Continuiamo a parlare di colori.

Era il 1986 e Cindy Lauper cantava True colors, colori veri, centrando in pieno una questione serissima: l’importanza della percezione cromatica.

Anni prima durante una Convention di distributori di macchine fotocopiatrici fu condotto un esperimento che aveva lo scopo di rendere consapevoli i presenti dell’importanza della riproduzione fedele dei colori originali di un’immagine.

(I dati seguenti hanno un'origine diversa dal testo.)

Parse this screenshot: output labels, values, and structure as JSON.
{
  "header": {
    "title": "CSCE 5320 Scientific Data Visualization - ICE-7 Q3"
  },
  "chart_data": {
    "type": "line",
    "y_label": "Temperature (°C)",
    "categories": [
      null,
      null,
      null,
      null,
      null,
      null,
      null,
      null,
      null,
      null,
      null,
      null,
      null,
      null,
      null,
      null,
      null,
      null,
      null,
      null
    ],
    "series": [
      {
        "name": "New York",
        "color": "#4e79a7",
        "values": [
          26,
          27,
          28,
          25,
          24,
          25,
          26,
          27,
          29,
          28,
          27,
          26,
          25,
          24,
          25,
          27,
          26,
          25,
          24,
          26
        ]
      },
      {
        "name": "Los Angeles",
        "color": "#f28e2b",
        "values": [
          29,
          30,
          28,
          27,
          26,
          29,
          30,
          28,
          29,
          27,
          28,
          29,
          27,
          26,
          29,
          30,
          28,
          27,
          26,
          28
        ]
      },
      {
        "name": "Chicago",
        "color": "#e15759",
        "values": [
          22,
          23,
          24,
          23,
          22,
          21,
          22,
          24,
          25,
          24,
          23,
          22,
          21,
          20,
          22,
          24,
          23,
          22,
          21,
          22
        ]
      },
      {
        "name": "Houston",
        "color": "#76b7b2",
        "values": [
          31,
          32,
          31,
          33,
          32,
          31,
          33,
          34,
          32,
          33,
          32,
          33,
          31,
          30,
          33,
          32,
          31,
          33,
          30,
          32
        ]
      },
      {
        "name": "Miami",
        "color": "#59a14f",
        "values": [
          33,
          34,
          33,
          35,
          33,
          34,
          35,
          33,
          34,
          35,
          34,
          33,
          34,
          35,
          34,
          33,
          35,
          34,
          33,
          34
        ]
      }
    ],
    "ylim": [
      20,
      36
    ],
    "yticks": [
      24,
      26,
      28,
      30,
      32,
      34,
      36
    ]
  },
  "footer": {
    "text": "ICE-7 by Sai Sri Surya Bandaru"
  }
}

In un angolo della sala fu allestito un buffet ma quando le persone entrarono, nessuno ebbe il coraggio di mangiare: il cibo, ottimo e freschissimo, era illuminato in modo da farlo sembrare avariato. Solo quando il direttore della fotografia ripristinò l’illuminazione naturale, tutti iniziarono a servirsi.

L’esperimento aveva dimostrato come la luce e i colori – possano modificare la percezione delle caratteristiche di cibo, oggetti, ambienti e persone.

Nel corso degli anni, il marketing ha capito come usare i colori. I ristoranti offrono luci calde, la dominante rossa infatti uniforma le discromie: rossori e imperfezioni della pelle si confondono nel tono generale e la pelle si mostra compatta; anche i denti appaiono più bianchi e le occhiaie si attenuano.

Parlando di colori e cibo, la percezione cambia con la latitudine e la cultura.

Per  i francesi, ad esempio, la maionese è bene sia di un colore giallo deciso, grasso e vellutato, perché esplicita la presenza delle uova. Per gli americani deve invece essere quasi bianca, per esaltare leggerezza e valore dietetico del prodotto. Lo stesso tipo di clientela rifiuta di norma anche le uova scure, che invece noi europei consumiamo correntemente. Ed è questa la ragione per cui, oltreoceano, gli allevatori nutrono le galline con mangimi che favoriscono il candore dei gusci, confermando il detto che si mangia prima con gli occhi.

Colori e stati d’animo

Ai colori non si associano solo idee, ma anche stati d’animo. La psicologia del colore studia proprio la reazione del cervello umano agli stimoli provocati dai colori. Dal punto di vista fisiologico, ogni colore invia un segnale all’ipotalamo, l’area del cervello preposta alle funzioni endocrine, e il segnale, nel giro di pochissimi secondi, scatena una reazione emotiva.

Sappiamo bene che le emozioni sono le principali leve che spingono le persone all’acquisto. Ecco perché il colore è uno strumento di marketing potentissimo, che non può essere ignorato.